Interested parties are invited to comment on these proposals. Two issues of particular interest are the following:
- Many independent generating companies are in financial distress because of low power prices, high debt ratios, and other factors. The proposed financing assumptions for independent developers are intended to represent a more stable environment, several years hence when demand for new power generation is restored and power prices have firmed. Are these assumptions and the resulting financial assumptions reasonable?
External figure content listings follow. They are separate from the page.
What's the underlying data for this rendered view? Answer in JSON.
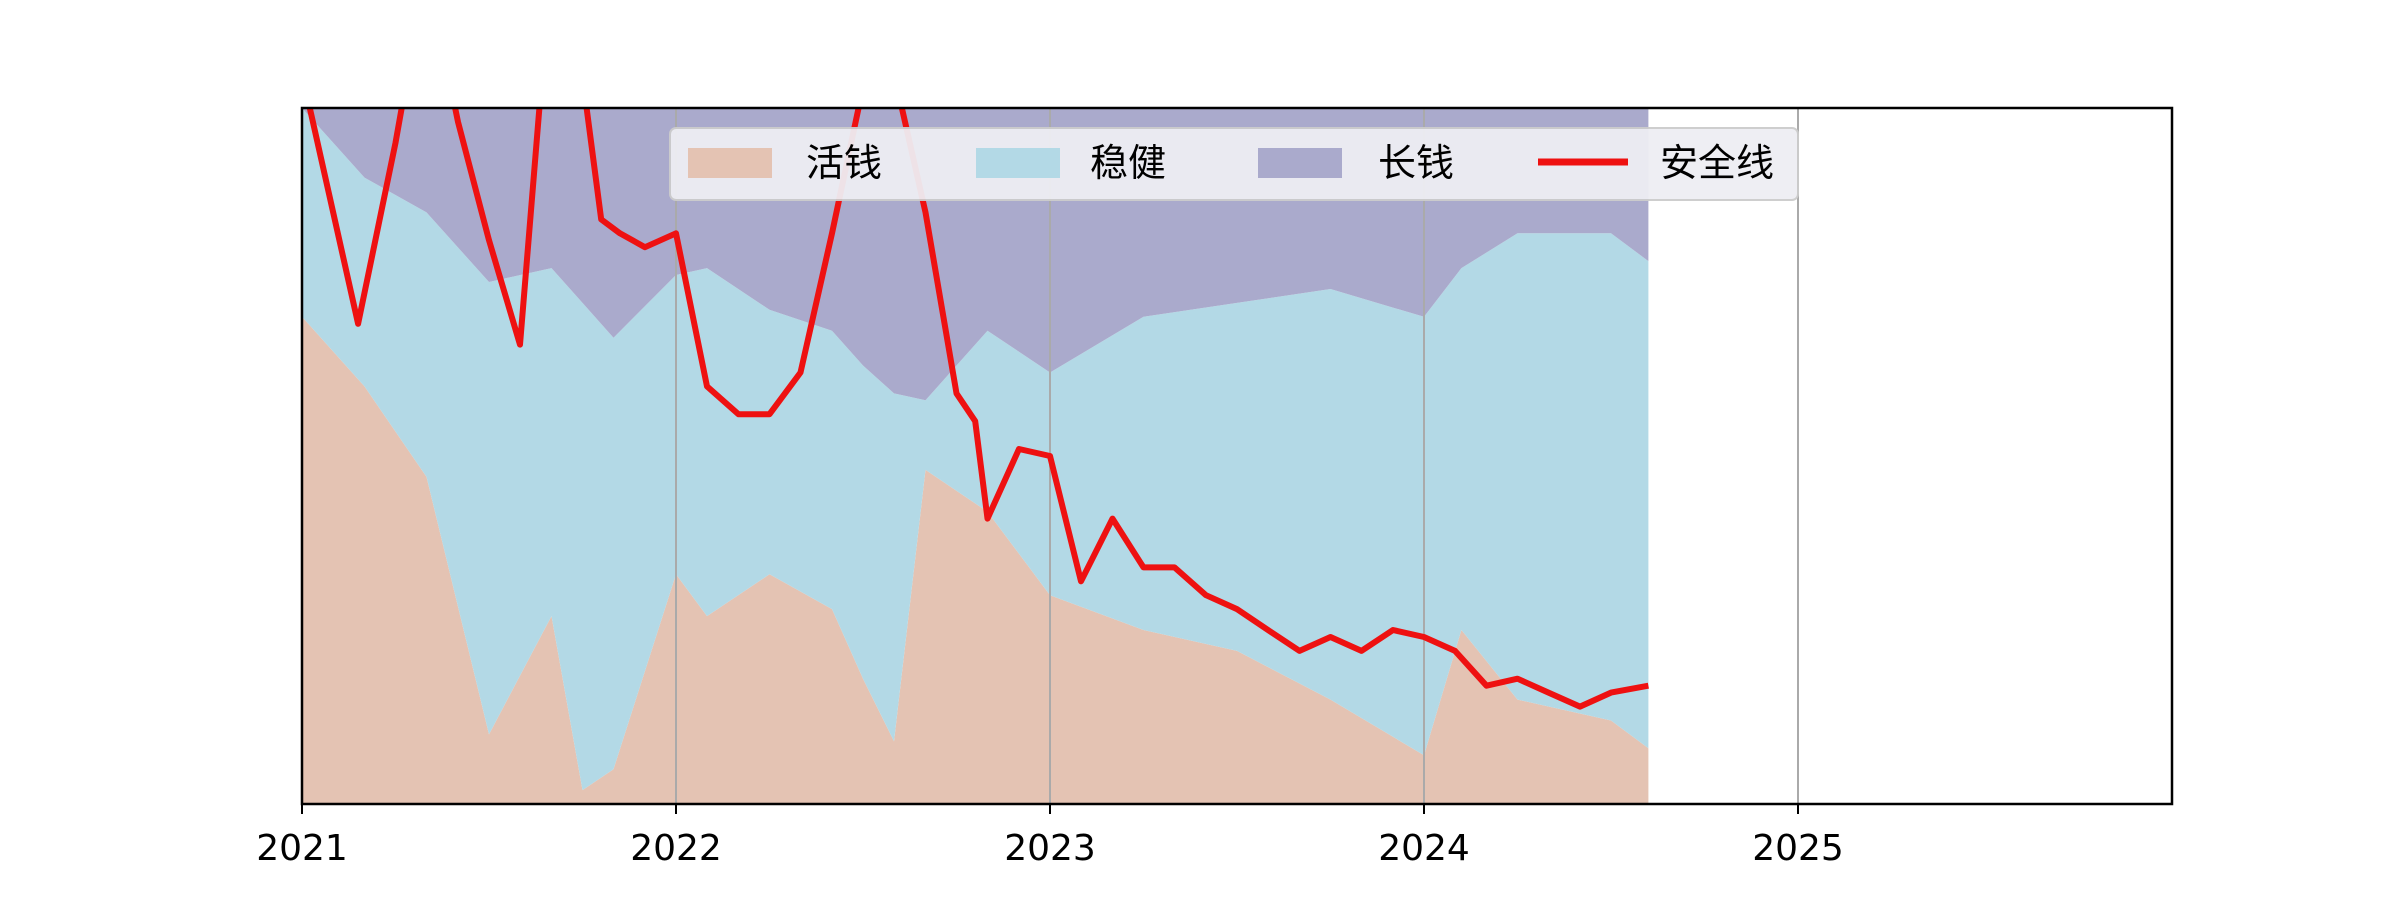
{
  "chart_data": {
    "type": "area",
    "stacked": true,
    "xlim": [
      2021.0,
      2026.0
    ],
    "ylim": [
      0,
      1
    ],
    "grid": "vertical-major",
    "legend": "top-center",
    "tick_labels": [
      "2021",
      "2022",
      "2023",
      "2024",
      "2025"
    ],
    "tick_values": [
      2021,
      2022,
      2023,
      2024,
      2025
    ],
    "colors": {
      "活钱": "#e4c3b3",
      "稳健": "#b3d9e6",
      "长钱": "#aaaacc",
      "安全线": "#ee1111",
      "grid": "#aaaaaa",
      "frame": "#000000",
      "legend_bg": "#eeeef3"
    },
    "x": [
      2021.0,
      2021.167,
      2021.333,
      2021.5,
      2021.667,
      2021.75,
      2021.833,
      2022.0,
      2022.083,
      2022.25,
      2022.417,
      2022.5,
      2022.583,
      2022.667,
      2022.833,
      2023.0,
      2023.25,
      2023.5,
      2023.75,
      2024.0,
      2024.1,
      2024.25,
      2024.5,
      2024.6
    ],
    "series": [
      {
        "name": "活钱",
        "values": [
          0.7,
          0.6,
          0.47,
          0.1,
          0.27,
          0.02,
          0.05,
          0.33,
          0.27,
          0.33,
          0.28,
          0.18,
          0.09,
          0.48,
          0.42,
          0.3,
          0.25,
          0.22,
          0.15,
          0.07,
          0.25,
          0.15,
          0.12,
          0.08
        ]
      },
      {
        "name": "稳健",
        "values": [
          0.3,
          0.3,
          0.38,
          0.65,
          0.5,
          0.7,
          0.62,
          0.43,
          0.5,
          0.38,
          0.4,
          0.45,
          0.5,
          0.1,
          0.26,
          0.32,
          0.45,
          0.5,
          0.59,
          0.63,
          0.52,
          0.67,
          0.7,
          0.7
        ]
      },
      {
        "name": "长钱",
        "values": [
          0.0,
          0.1,
          0.15,
          0.25,
          0.23,
          0.28,
          0.33,
          0.24,
          0.23,
          0.29,
          0.32,
          0.37,
          0.41,
          0.42,
          0.32,
          0.38,
          0.3,
          0.28,
          0.26,
          0.3,
          0.23,
          0.18,
          0.18,
          0.22
        ]
      }
    ],
    "line": {
      "name": "安全线",
      "x": [
        2021.0,
        2021.15,
        2021.25,
        2021.333,
        2021.417,
        2021.5,
        2021.583,
        2021.65,
        2021.7,
        2021.8,
        2021.85,
        2021.917,
        2022.0,
        2022.083,
        2022.167,
        2022.25,
        2022.333,
        2022.417,
        2022.5,
        2022.583,
        2022.667,
        2022.75,
        2022.8,
        2022.833,
        2022.917,
        2023.0,
        2023.083,
        2023.167,
        2023.25,
        2023.333,
        2023.417,
        2023.5,
        2023.583,
        2023.667,
        2023.75,
        2023.833,
        2023.917,
        2024.0,
        2024.083,
        2024.167,
        2024.25,
        2024.333,
        2024.417,
        2024.5,
        2024.6
      ],
      "values": [
        1.05,
        0.69,
        0.95,
        1.2,
        0.98,
        0.81,
        0.66,
        1.1,
        1.25,
        0.84,
        0.82,
        0.8,
        0.82,
        0.6,
        0.56,
        0.56,
        0.62,
        0.82,
        1.03,
        1.05,
        0.85,
        0.59,
        0.55,
        0.41,
        0.51,
        0.5,
        0.32,
        0.41,
        0.34,
        0.34,
        0.3,
        0.28,
        0.25,
        0.22,
        0.24,
        0.22,
        0.25,
        0.24,
        0.22,
        0.17,
        0.18,
        0.16,
        0.14,
        0.16,
        0.17
      ]
    }
  }
}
- Power project financing may differ among resource types even for the same class of developer because of resource-specific risks. The Council is assessing the cost implications of several important resource-related risks, including those associated with short-term volatility of natural gas prices, long-term natural gas price trends and long-term carbon dioxide control. The findings of these risk analyses may lead the Council to adjust its findings with respect to resource cost-effectiveness. Are there persuasive reasons to adopt resource-specific financing assumptions prior to conclusion of this risk analyses? If so, what values should be used for key financing parameters and why?
APPENDIX: BACKGROUND DATA
Table A1: Fraction of long-term debt of firms specializing in independent electricity generation3
| AES | Calpine | Mirant | Reliant | Average |
1993 | 81% | 95% | -- | -- | 88% |
1994 | 68% | 95% | -- | -- | 81% |
1995 | 71% | 94% | -- | -- | 83% |
1996 | 75% | 75% | -- | -- | 75% |
1997 | 78% | 78% | -- | -- | 78% |
1998 | 79% | 79% | 66% | -- | 74% |
1999 | 82% | 68% | 70% | 70% | 72% |
2000 | 79% | 68% | 62% | 42% | 63% |
2001 | 80% | 81% | 61% | 16% | 59% |
2002 | n/avail | 79% | 75% | 57% | 70% |
Average 1997-01 | 80% | 75% | 65% | 42% | 65% |
1. Data from Morningstar.com.
Table A2: Four recent project refinancings
Project | Description | Date/Financing | Source |
Calpine Pasadena I & II | 751 MW base, 787 MW peak gas-fired combined-cycle cogeneration plant | $400 M at 8.6% maturing in 2048 | Calpine 2002 SEC 10K |
Calpine Broad River | 840 MW gas-fired combined-cycle plant | $300 M at 8.1% maturing in 2041 | Calpine 2002 SEC 10K |
Calpine Parlin | 89 MW base, 119 MW peak gas-fired cogeneration plant | $50 M at 10.6%, maturing in 2014 | Calpine 2002 SEC 10K |
Calpine Newark | 47 MW base, 58 MW peak gas-fired cogeneration plant | $37 M at 9.8%, maturing in 2010 | Calpine 2002 SEC 10K |
[1] Northwest Power Planning Council. Northwest Power Supply: Adequacy/Reliability Phase I Report (Document 2000-4). March 2000.
[2] The term "independent power producers" is used in this paper for private developers of generating plants not subject to economic regulation. Included in this group are developers with contracts for the output of their projects and merchant power producers selling into the market without contracts.
[3] Available on the Council's website.
[4] All percentages used in this paper are nominal unless otherwise indicated. A 2.5% annual rate of general inflation is forecast.
[5] Moody's Baa or Standard & Poor's BBB rating, or better.
[6] "Development" is used generally to refer to the process of siting, permitting, financing, constructing and testing a new power project. "Construction Loan" is the term often used for debt financing of project development activities.
[7] The interest rate for construction debt is modeled as fixed, but at a rate representative of a variable rate.
[8] Draft issue paper The Discount Rate in the Fifth Power Plan (document 2003-8). June 2003.